From a VC portfolio perspective, any economic downturn comes with a mixed bag of tailwinds and headwinds. Overall we continue to be extremely bullish on early stage tech and believe that many outlier success companies will be built over the next couple of years, just like Airbnb, Uber and Shopify all took off during the 08-crisis. These companies also happen to be examples of a space where I see opportunity to double down right now; ‘the hustle economy’ platforms or infrastructure enabling people to generate extra or alternative income whether that’s by monetizing creative skills, passions or idle assets.
For any startups out there looking for pre seed and seed funding, what tips would you give them when pitching?
Be transparent about challenges and try to avoid marketing language or going into sales mode - you’re looking for a partnership, not to close a transaction.

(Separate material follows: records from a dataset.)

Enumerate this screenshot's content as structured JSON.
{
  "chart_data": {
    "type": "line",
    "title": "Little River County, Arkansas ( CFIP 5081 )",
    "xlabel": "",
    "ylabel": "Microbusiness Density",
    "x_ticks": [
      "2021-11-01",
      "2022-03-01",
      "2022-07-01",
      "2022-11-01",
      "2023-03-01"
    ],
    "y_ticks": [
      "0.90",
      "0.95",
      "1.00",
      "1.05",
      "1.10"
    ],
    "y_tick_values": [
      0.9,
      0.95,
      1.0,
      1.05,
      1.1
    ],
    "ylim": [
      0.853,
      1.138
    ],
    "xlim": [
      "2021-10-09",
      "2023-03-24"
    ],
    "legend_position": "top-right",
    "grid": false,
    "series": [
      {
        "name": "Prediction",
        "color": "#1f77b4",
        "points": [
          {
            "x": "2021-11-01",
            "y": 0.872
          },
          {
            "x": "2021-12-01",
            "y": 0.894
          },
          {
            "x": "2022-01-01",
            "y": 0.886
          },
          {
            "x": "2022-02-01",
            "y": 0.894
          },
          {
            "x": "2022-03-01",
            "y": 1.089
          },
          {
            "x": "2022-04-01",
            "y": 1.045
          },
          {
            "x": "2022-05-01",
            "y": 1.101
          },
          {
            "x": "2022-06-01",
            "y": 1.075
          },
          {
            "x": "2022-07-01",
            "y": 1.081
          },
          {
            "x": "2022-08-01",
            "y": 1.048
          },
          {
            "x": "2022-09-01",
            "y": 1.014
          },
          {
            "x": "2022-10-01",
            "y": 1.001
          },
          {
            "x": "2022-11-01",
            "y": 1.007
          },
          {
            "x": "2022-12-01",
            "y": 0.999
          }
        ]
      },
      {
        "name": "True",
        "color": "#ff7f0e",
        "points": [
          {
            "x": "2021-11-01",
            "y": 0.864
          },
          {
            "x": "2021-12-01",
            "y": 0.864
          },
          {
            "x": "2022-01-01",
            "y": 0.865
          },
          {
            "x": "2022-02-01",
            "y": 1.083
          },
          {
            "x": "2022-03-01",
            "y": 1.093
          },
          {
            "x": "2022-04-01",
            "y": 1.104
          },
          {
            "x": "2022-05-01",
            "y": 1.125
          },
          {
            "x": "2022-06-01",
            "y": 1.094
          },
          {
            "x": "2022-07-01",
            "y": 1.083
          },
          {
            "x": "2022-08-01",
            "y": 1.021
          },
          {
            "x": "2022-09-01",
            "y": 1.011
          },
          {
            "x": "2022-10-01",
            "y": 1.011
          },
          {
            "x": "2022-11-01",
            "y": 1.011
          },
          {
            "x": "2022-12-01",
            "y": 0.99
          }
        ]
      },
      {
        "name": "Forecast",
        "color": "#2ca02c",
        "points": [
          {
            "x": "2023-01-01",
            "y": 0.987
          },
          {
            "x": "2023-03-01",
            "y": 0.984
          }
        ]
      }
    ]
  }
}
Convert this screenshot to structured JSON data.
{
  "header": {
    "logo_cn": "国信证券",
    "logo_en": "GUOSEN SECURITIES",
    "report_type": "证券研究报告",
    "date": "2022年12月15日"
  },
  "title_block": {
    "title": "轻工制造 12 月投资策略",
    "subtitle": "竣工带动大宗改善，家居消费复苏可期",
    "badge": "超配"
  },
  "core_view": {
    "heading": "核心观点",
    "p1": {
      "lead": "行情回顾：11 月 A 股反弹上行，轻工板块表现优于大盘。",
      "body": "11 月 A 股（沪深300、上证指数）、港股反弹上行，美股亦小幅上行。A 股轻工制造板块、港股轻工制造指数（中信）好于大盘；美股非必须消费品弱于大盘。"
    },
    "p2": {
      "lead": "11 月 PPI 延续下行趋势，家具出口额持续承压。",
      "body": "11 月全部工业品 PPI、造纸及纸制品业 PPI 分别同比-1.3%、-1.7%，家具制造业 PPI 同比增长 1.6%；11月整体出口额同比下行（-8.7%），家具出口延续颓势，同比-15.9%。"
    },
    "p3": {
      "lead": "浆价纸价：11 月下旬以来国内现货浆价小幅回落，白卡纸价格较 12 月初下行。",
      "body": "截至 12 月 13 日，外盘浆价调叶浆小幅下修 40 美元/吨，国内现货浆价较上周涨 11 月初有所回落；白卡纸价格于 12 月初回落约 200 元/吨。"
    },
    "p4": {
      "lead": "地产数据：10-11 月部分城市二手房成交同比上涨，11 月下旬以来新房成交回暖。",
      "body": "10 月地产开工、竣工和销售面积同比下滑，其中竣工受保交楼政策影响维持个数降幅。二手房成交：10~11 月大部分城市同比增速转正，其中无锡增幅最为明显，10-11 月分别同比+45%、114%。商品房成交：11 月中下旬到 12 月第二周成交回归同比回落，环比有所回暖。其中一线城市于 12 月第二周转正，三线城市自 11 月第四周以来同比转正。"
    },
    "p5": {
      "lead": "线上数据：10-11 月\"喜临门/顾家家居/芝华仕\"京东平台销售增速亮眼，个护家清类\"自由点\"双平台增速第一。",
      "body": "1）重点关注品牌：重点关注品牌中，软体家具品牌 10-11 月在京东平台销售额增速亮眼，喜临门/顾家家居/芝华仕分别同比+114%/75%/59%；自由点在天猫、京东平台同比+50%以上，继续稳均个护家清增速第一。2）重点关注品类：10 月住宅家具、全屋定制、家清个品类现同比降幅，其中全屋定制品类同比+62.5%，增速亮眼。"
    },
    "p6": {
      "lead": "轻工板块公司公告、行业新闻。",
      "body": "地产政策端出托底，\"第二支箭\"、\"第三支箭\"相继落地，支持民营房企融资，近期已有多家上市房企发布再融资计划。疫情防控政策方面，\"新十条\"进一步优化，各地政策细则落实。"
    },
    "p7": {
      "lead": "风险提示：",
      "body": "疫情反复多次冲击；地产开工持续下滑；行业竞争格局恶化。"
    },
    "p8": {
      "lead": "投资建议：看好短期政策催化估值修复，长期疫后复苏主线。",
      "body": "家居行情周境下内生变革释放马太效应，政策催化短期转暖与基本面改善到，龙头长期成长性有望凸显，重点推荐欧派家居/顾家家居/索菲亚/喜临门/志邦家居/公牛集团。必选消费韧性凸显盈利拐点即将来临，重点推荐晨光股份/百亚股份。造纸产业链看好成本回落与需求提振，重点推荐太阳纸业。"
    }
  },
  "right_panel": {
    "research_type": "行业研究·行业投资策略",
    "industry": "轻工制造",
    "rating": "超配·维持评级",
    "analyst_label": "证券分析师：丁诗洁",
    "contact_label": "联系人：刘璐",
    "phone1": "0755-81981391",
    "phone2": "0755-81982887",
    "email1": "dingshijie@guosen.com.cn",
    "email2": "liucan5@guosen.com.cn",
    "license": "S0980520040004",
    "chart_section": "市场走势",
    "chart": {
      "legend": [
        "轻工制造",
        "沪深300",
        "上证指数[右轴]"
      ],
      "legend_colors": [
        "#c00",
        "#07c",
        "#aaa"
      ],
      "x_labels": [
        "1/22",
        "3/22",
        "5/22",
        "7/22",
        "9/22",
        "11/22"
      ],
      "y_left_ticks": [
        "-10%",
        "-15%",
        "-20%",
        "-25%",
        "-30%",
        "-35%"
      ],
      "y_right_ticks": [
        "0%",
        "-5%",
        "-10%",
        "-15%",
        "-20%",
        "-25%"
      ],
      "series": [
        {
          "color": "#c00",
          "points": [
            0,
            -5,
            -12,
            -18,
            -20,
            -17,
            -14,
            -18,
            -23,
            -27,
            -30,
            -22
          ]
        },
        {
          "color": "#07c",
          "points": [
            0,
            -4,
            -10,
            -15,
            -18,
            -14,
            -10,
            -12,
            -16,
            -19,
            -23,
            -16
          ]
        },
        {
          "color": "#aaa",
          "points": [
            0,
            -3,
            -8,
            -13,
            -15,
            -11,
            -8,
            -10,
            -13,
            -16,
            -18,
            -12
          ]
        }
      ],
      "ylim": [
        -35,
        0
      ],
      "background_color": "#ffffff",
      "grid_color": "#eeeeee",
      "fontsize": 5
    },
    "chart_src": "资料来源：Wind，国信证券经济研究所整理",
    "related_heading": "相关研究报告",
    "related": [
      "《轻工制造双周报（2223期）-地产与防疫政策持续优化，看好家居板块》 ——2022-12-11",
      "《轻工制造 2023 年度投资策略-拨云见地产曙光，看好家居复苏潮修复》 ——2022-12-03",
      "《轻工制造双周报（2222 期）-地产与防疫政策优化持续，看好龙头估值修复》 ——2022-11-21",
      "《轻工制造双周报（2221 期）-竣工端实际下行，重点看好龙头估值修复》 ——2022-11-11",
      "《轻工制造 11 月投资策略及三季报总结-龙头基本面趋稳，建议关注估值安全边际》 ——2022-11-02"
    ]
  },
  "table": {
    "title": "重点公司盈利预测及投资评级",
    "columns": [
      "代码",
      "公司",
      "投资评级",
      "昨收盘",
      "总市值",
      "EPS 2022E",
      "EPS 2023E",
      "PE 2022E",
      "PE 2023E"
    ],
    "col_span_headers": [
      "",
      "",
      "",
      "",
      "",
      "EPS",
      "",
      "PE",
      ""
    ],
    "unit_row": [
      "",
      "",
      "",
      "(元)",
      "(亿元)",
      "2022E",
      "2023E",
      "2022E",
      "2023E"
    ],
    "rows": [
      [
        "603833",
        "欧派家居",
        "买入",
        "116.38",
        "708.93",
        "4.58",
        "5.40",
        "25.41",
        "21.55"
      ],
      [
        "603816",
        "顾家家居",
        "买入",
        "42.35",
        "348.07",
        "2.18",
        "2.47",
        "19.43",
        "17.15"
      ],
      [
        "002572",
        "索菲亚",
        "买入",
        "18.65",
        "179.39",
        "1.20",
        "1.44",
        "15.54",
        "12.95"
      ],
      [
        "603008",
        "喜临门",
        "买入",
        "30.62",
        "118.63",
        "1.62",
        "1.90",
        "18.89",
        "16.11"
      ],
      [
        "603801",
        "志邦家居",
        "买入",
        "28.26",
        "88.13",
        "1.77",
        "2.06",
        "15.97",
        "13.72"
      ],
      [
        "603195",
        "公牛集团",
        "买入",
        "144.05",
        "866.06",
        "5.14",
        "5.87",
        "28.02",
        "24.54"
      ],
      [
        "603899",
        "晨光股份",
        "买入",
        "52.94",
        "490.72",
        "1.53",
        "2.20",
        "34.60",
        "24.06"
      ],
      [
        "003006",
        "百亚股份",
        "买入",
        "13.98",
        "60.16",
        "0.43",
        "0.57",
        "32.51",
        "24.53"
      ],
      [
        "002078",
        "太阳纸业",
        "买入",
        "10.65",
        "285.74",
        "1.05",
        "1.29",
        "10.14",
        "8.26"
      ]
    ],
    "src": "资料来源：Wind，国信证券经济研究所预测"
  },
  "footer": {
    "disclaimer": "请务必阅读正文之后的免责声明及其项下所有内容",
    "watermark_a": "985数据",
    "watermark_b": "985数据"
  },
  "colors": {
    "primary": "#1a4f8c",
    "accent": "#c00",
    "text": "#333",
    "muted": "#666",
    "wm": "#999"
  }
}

Boil down your elevator pitch to something that is so clear that it gets imprinted in the investor’s mind: how big the opportunity is, why now, and why you. After a good pitch, the person you’re pitching should be able to answer those questions about your startup for you with conviction.
What is your favourite book and why?
One of them is The Trillion Dollar Coach: The Leadership Playbook of Silicon Valley’s Bill Campbell. The emphasis is on empathetic leadership because business is all about people and, to quote the book, if you are ‘to care about people you have to care about people.’
Another one of my favorites is The Ride of a Lifetime, by longtime Disney CEO Bob Iger - not only do I like for my business literature to come with a bit of Fairytale-vibes, but Bob is one of the most legendary leaders in media and I found the reflective recollections of the Pixar, Marvel, Lucas Film, and 20th Century Fox acquisitions particularly fascinating.
What is a quote that you live by in business and or life?
Optimise for happiness, and other things you seek in life tend to follow.
I find that when I put myself in a good and happy headspace, my work output, health, and other aspects of my personal life all tend to “move to the next level” without too much strain. Paradoxically, I used to believe in the no-pain-no-gain saying but don’t anymore.